Autre exemple de précipitation du Département: faute de temps, il ne se donne pas les moyens d'évaluer des expériences pilotes comme celle des REP (Réseau
d'Enseignement Prioritaire) lancées en 2006, ainsi que l'exige la loi. Pourtant, le DIP annonce d'ores et déjà l'extension et la généralisation du processus.
Enfin, on rappellera salutairement aux contribuables que l'école publique genevoise est l'une des plus hiérarchisées et bureaucratisées du monde. Est-il bon d'aggraver la situation en prévoyant un directeur pour 16 classes, soit environ 320 élèves du primaire alors que le canton de Vaud, en comparaison, n'en compte en moyenne qu'un pour 1000 élèves?
Au soir de la votation sur les notes, le 24 septembre 2006, Charles Beer proclamait qu'«on ne pourra plus lancer de grandes réformes sans consulter le peuple». Mieux, dans la Tribune de Genève du 6 décembre 2007, il ajoutait: «La confiance ne se décrète pas, elle se construit».
Aujourd'hui, on est malheureusement bien loin de ces bonnes résolutions.
Il est d'autres actions à entreprendre, bien plus profitables aux enfants de l'école primaire, plutôt que de charger la pyramide administrative. C'est du moins l'avis de l'ARLE (l'Association Refaire l'Ecole) et de ses sympathisants, qui jugent au contraire urgent d'allouer les énormes ressources financières et humaines, si soudainement dégagées, à la création de mesures d'appui innovantes et performantes pour les élèves en difficulté scolaire. On les attend toujours.

Écrit par : Duval André | 28/04/2008

Monsieur Baud, ou comment tout voir par le petit trou de la lorgnette!!!
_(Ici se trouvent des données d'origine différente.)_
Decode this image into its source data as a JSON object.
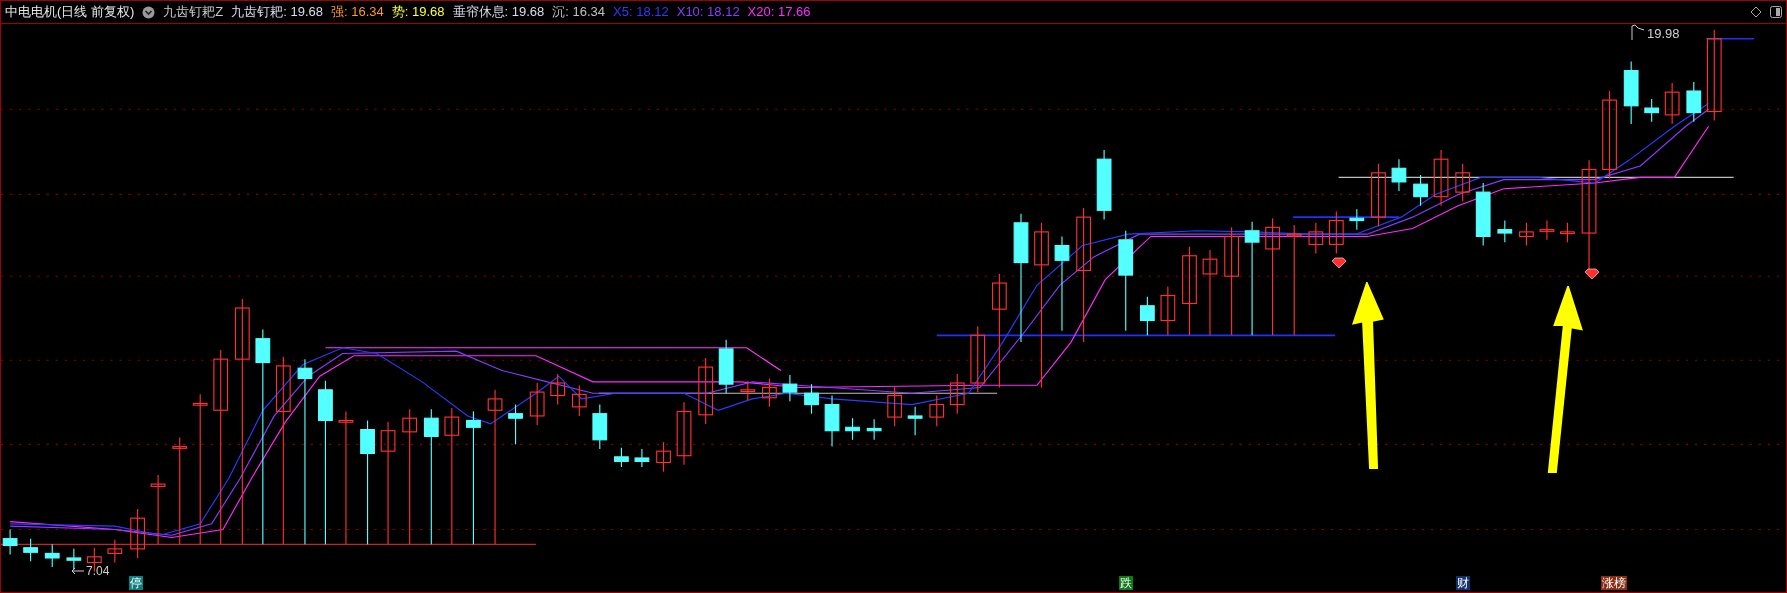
{
  "header": {
    "title": "中电电机(日线 前复权)",
    "indicator": "九齿钉耙Z",
    "values": [
      {
        "label": "九齿钉耙:",
        "value": "19.68"
      },
      {
        "label": "强:",
        "value": "16.34"
      },
      {
        "label": "势:",
        "value": "19.68"
      },
      {
        "label": "垂帘休息:",
        "value": "19.68"
      },
      {
        "label": "沉:",
        "value": "16.34"
      },
      {
        "label": "X5:",
        "value": "18.12"
      },
      {
        "label": "X10:",
        "value": "18.12"
      },
      {
        "label": "X20:",
        "value": "17.66"
      }
    ]
  },
  "price_labels": [
    {
      "kind": "high",
      "text": "19.98"
    },
    {
      "kind": "low",
      "text": "7.04"
    }
  ],
  "signals": [
    {
      "text": "停",
      "color": "#0b7f80"
    },
    {
      "text": "跌",
      "color": "#0d7a12"
    },
    {
      "text": "财",
      "color": "#10306e"
    },
    {
      "text": "涨榜",
      "color": "#8a2c12"
    }
  ]
}
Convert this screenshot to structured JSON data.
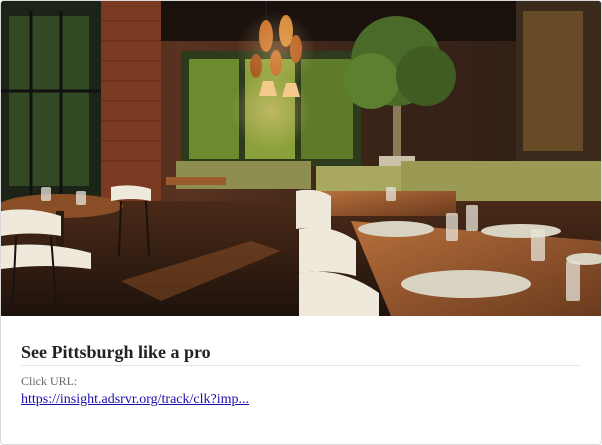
{
  "card": {
    "image_alt": "Restaurant dining room interior with wooden tables, white chairs, green booths, hanging lamps and a tree",
    "title": "See Pittsburgh like a pro",
    "url_label": "Click URL:",
    "url_text": "https://insight.adsrvr.org/track/clk?imp...",
    "url_href": "https://insight.adsrvr.org/track/clk?imp..."
  },
  "colors": {
    "title": "#222222",
    "label": "#666666",
    "link": "#1a0dab",
    "border": "#d9d9d9"
  }
}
Un salaire "classe 24" c est trop, un "classe 26" aurait ete mieux...comprendra qui pourra, comme tout le reste d ailleurs!!

La vraie question (que pose tres bien Duval) est de se demander pourquoi ces directeurs, quelle mission? quelle necessite?


En realite, c est comme dans tout, quand on a aucune vision on empile et on s explique pas.


A quand une ecole ouverte et dirigee par l ARLE????